As an investor, we should study the company’s Earnings Report in detail. From the Earnings Report itself, we can understand how it has performed in the past. And, this would help us have an idea about the valuations a company trades in the secondary market. One of the most important metrics that we can’t miss while analyzing a company’s profitability is Earnings Per Share(or, EPS). In this article, we cover how to calculate EPS.

The metric is also used to calculate P/E Ratio (or, Price-Earnings Ratio). We cover that in the Additional Info section.

How to calculate EPS?

The company’s profitability is one measure that investors watch closely. Earnings or Net profit is either invested or paid as dividends to its shareholders. EPS data is provided by companies in their Income statements.

The basic formula to calculate EPS is:

Earnings Per Share = (Net Income – Preferred Dividends)/ Common Shares Outstanding

Let’s understand it with the help of an example. If the Company XYZ, reports:

Net Income = $200,000

Preferred Dividends = $10,000

And, Common Shares Outstanding = 89,000

then, EPS for the company XYZ = (200,000-10,000)/89,000 = 2.13

It is worth mentioning here that, we also need to carefully monitor changes in metrics that are used to calculate EPS. For instance, changes in the number of shares outstanding can have a direct impact on the company’s EPS. So, keep an eye on such variations.

In conclusion, we have covered here how to calculate EPS.

Additional Info:

As we have already covered, the EPS is also used to calculate Price-Earnings Ratio.
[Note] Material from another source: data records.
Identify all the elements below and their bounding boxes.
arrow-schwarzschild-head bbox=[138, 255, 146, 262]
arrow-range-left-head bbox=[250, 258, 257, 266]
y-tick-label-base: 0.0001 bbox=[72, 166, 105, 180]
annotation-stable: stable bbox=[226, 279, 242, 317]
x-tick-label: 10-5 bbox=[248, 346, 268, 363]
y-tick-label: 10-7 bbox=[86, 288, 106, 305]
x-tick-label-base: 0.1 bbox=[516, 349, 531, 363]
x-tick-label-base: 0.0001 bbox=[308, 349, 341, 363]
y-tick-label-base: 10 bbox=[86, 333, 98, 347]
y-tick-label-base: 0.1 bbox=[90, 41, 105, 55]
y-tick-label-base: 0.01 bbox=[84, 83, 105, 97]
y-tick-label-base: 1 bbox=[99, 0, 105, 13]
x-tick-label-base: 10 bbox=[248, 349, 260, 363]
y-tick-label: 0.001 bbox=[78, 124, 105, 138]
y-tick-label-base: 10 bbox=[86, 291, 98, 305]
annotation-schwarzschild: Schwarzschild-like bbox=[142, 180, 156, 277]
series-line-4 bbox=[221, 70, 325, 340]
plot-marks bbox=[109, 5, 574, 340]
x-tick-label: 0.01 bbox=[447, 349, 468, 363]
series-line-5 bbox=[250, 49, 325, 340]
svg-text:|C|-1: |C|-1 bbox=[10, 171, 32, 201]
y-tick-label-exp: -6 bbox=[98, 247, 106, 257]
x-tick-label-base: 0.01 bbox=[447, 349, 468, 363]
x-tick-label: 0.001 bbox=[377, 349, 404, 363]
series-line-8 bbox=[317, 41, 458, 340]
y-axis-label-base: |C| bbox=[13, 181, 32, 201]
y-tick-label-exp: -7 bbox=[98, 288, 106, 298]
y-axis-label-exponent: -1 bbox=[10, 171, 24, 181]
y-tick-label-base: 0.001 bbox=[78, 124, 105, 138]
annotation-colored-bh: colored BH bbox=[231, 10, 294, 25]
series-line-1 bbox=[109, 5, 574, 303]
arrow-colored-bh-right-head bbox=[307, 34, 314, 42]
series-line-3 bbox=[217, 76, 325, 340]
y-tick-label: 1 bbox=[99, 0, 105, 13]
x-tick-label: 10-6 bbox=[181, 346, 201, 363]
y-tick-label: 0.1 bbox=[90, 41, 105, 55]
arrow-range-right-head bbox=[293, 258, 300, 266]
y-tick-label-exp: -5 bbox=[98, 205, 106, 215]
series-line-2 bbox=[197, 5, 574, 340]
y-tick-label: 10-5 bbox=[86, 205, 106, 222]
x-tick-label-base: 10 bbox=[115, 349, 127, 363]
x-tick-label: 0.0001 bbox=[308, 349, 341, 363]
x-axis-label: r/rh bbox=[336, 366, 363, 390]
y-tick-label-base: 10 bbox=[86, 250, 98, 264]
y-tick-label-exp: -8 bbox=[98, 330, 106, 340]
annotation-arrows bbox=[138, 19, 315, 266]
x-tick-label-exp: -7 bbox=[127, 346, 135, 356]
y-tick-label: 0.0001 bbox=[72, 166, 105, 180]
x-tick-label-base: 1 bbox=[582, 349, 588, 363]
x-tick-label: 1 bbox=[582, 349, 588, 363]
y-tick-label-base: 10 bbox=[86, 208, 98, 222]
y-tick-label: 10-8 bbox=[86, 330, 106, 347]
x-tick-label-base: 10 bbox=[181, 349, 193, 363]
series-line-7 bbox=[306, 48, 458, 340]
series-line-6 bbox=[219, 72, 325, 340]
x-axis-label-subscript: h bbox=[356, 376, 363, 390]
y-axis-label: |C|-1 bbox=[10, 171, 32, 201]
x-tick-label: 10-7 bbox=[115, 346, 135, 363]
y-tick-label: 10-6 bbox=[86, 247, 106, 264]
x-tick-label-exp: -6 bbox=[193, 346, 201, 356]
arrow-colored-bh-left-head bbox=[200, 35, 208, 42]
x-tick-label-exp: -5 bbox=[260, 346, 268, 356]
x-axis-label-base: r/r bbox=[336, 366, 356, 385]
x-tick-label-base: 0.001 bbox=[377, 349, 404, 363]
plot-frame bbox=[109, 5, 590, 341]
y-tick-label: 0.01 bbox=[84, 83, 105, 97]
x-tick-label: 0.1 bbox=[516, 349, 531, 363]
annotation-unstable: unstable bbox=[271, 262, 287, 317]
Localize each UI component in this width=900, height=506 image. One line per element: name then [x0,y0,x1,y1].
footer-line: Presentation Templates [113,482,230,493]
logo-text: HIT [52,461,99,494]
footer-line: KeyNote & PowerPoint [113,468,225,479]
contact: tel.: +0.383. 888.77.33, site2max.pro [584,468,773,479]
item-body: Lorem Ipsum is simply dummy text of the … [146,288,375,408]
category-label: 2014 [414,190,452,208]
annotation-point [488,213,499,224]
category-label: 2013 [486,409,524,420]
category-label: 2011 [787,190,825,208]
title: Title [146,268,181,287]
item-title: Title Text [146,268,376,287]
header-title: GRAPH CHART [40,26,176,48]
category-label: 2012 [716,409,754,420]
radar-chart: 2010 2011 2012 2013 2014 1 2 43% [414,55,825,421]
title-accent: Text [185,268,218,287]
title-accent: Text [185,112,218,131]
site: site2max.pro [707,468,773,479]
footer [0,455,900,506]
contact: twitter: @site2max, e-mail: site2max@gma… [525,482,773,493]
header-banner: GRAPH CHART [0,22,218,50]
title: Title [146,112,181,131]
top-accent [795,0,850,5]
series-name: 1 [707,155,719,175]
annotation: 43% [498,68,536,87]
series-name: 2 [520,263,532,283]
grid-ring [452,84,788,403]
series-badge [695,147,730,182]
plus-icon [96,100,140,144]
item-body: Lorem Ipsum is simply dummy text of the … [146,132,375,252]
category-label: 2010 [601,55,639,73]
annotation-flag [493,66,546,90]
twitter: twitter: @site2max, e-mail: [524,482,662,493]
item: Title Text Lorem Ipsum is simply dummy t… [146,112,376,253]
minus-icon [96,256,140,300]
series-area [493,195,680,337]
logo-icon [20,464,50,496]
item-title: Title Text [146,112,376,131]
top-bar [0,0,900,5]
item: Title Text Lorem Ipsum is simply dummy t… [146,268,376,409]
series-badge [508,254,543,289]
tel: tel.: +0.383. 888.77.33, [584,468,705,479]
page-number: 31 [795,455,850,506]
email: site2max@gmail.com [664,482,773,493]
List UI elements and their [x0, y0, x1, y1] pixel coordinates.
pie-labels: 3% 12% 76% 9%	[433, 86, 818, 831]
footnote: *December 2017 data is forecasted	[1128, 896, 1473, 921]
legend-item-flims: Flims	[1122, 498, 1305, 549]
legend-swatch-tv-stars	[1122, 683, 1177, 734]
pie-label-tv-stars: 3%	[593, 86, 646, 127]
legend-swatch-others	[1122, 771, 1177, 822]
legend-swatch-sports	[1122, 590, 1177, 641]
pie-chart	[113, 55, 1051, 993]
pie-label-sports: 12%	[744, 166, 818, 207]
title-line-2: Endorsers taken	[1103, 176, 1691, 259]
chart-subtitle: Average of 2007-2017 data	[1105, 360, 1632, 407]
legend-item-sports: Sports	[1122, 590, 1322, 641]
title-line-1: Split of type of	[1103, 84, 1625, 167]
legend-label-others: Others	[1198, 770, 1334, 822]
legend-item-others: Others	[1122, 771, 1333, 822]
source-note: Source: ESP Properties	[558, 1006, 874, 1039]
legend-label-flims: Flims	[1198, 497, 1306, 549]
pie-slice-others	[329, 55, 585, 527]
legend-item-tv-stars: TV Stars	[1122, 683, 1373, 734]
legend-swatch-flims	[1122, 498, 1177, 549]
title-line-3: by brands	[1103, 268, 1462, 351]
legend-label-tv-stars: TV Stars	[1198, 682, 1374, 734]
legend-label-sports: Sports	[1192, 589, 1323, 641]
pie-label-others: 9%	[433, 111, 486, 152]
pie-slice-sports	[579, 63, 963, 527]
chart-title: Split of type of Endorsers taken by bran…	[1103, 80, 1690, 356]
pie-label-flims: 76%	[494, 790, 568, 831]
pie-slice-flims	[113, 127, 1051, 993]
To calculate Price-Earnings Ratio:

P/E Ratio = (Stock Price) / Earnings Per Share

If the company XYZ is trading at $40 and from the above example, we calculated EPS as 2.13. So,

P/E Ratio = 40/2.13 = 18.77

Important: This material is provided only for information purposes only. It doesn’t constitute investment advice. We shouldn’t be held liable for the investment decisions readers take. We encourage readers to act at their discretion.